Enform Plus Reference Manual
Links and the LINK OPTIONAL Statement Rules
Enform Plus Reference Manual—422684-001
C-3
Links Initiated by a WHERE Clause
Each term in a WHERE clause can contain subterms connected by the Boolean operator
OR. For example, consider the WHERE clause in the following query:
OPEN fruit, peach;
LIST ...
WHERE fruit.fuzz = peach.fuzz
OR fruit.color = "ORANGE";
The logical expression in this WHERE clause is also in conjunctive normal form. The
single term in this WHERE clause is:
fruit.fuzz = peach.fuzz OR fruit.color = “ORANGE” one term
Note that what appears as a term in your WHERE clause might not be a term in a
converted WHERE clause. Consider the WHERE clause in the following query:
OPEN fruit, orange, peach;
LIST fruit.color, orange.variety, peach.variety
WHERE (fruit.season = "summer" AND fruit.color
= orange.color) OR (fruit.season <> "spring" AND
fruit.fuzz = peach.fuzz);
Enform Plus converts this WHERE clause into conjunctive normal form as follows:
fruit.season = "summer" OR fruit.season <> "spring"
AND
fruit.season = "summer" OR fruit.fuzz = peach.fuzz
AND
fruit.color = orange.color OR fruit.season <> "spring"
AND
fruit.color = orange.color OR fruit.fuzz = peach.fuzz
When a WHERE Clause Establishes a Link
A WHERE clause establishes a link when an AND term in the converted WHERE clause
references two or more record descriptions.
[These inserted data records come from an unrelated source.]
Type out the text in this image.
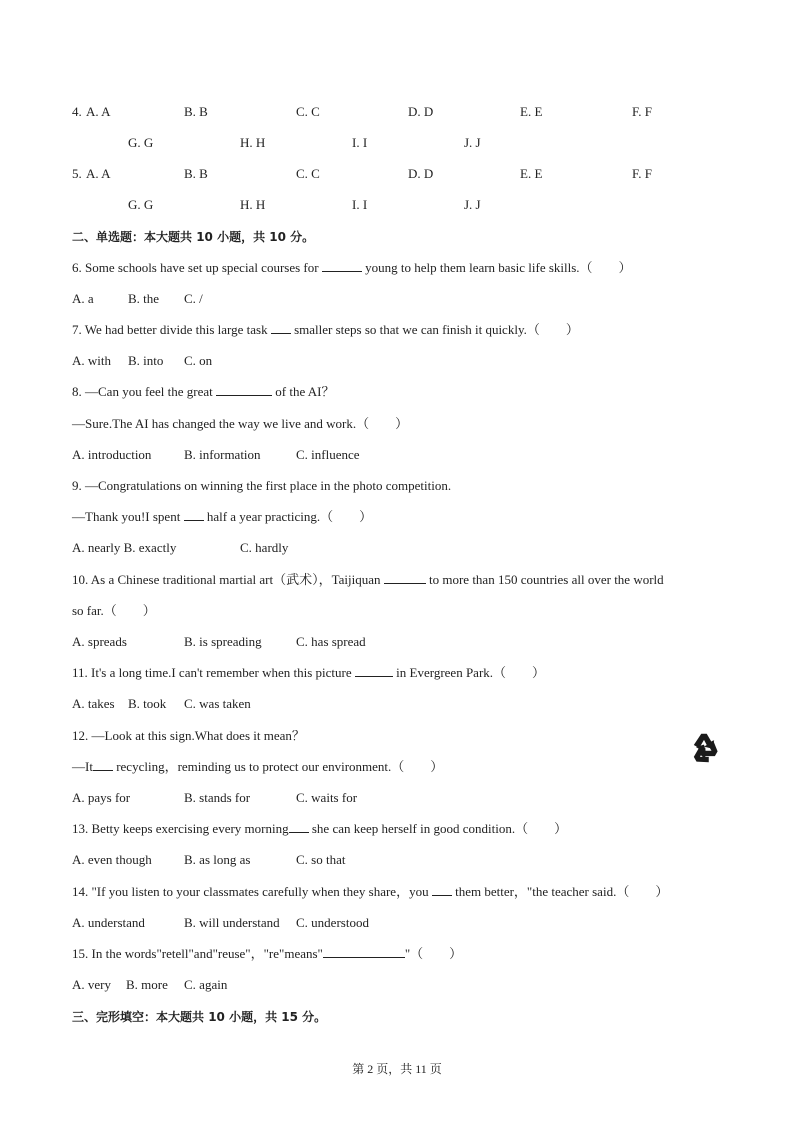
4. A. A	B. B	C. C	D. D	E. E	F. F
G. G	H. H	I. I	J. J
5. A. A	B. B	C. C	D. D	E. E	F. F
G. G	H. H	I. I	J. J
二、单选题：本大题共 10 小题，共 10 分。
6. Some schools have set up special courses for	young to help them learn basic life skills.（　　）
A. a	B. the C. /
7. We had better divide this large task  smaller steps so that we can finish it quickly.（　　）
A. with B. into C. on
8. —Can you feel the great	of the AI？
—Sure.The AI has changed the way we live and work.（　　）
A. introduction	B. information	C. influence
9. —Congratulations on winning the first place in the photo competition.
—Thank you!I spent  half a year practicing.（　　）
A. nearly B. exactly	C. hardly
10. As a Chinese traditional martial art（武术），Taijiquan	to more than 150 countries all over the world
so far.（　　）
A. spreads	B. is spreading	C. has spread
11. It's a long time.I can't remember when this picture	in Evergreen Park.（　　）
A. takes B. took C. was taken
12. —Look at this sign.What does it mean？
—It recycling，reminding us to protect our environment.（　　）
A. pays for	B. stands for	C. waits for
13. Betty keeps exercising every morning she can keep herself in good condition.（　　）
A. even though B. as long as	C. so that
14. "If you listen to your classmates carefully when they share，you  them better，"the teacher said.（　　）
A. understand	B. will understand C. understood
15. In the words"retell"and"reuse"，"re"means"	"（　　）
A. very B. more C. again
三、完形填空：本大题共 10 小题，共 15 分。
第 2 页，共 11 页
For example, consider the WHERE clause in
the following query:
OPEN apple, fruit;
LIST ...
WHERE fruit.color = apple.color;
The converted form of this WHERE clause contains a single term:
fruit.color = apple.color;
Because this term references two record descriptions (fruit and apple), the
preceding WHERE clause establishes a two-directional link between fruit and apple.